Rápidamente, al cabo de unos minutos, estimé que el juego del Chelsea no comenzaba a esta hora. La persona que me indica todas las noticias de lo que ocurre en el fútbol europeo está en otra zona de la ciudad, con una copa en la mano, algo manejable.
Como último reducto de sus suposiciones (no le había preguntado todavía si conoce a Leoganne), el haitiano quiere decirme que lo que encontré en la azotea no es nada que no pudiera lanzarse a la basura: se refería a un montón de papeles que me extrañaron, entre lo que logré detectar algunos apuntes de alguna materia de alguna universidad francesa.

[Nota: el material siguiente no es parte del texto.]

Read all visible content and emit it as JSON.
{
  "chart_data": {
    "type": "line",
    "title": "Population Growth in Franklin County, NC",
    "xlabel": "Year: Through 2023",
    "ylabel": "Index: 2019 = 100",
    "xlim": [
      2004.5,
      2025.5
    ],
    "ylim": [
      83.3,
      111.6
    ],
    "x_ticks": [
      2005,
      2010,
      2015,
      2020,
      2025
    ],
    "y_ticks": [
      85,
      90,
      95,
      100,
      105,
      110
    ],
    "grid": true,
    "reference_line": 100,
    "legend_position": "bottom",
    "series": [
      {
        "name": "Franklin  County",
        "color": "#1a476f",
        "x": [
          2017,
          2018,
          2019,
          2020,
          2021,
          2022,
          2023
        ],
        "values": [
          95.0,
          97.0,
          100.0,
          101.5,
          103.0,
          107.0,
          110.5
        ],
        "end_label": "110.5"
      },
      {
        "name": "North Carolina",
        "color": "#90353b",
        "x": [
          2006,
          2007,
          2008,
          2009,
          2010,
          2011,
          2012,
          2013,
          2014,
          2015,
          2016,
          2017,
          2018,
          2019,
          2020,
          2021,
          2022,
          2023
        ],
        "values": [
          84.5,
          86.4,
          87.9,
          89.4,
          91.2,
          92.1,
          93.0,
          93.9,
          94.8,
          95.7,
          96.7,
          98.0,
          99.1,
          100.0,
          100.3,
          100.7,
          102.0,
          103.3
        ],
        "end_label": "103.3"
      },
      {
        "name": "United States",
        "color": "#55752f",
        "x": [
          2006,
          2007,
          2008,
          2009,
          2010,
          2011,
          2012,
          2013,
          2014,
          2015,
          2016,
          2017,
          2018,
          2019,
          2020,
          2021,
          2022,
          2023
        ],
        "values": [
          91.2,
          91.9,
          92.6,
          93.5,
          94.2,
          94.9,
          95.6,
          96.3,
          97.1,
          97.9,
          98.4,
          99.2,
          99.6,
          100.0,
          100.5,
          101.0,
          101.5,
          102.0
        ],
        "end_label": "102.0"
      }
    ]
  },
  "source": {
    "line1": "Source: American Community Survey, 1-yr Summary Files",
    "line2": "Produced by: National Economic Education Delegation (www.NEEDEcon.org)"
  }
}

Lo raro es que esta historia este entrelazada con la de ese autor a quien ignoro. En el colmadón comienzan a pasar algunas noticias, y me queda claro que las haitianas llegarán con fílmicas anteriores de otros días: total, es lo mismo lo que ocurre ayer y lo de hoy.
Al cabo de un rato (lo que le tomaría a Verne narrar la llegada de un cohete), le pregunto al muchacho del colmadón si tiene el whisky del que habla el sabio argentino que hizo la disección y me responde que sí: al mencionarme el precio, le digo con un trago en seco, que me busque una cerveza.
Los jugadores tienen una experiencia tremenda. Como la mencionada tía, dominan el juego con suma maestría.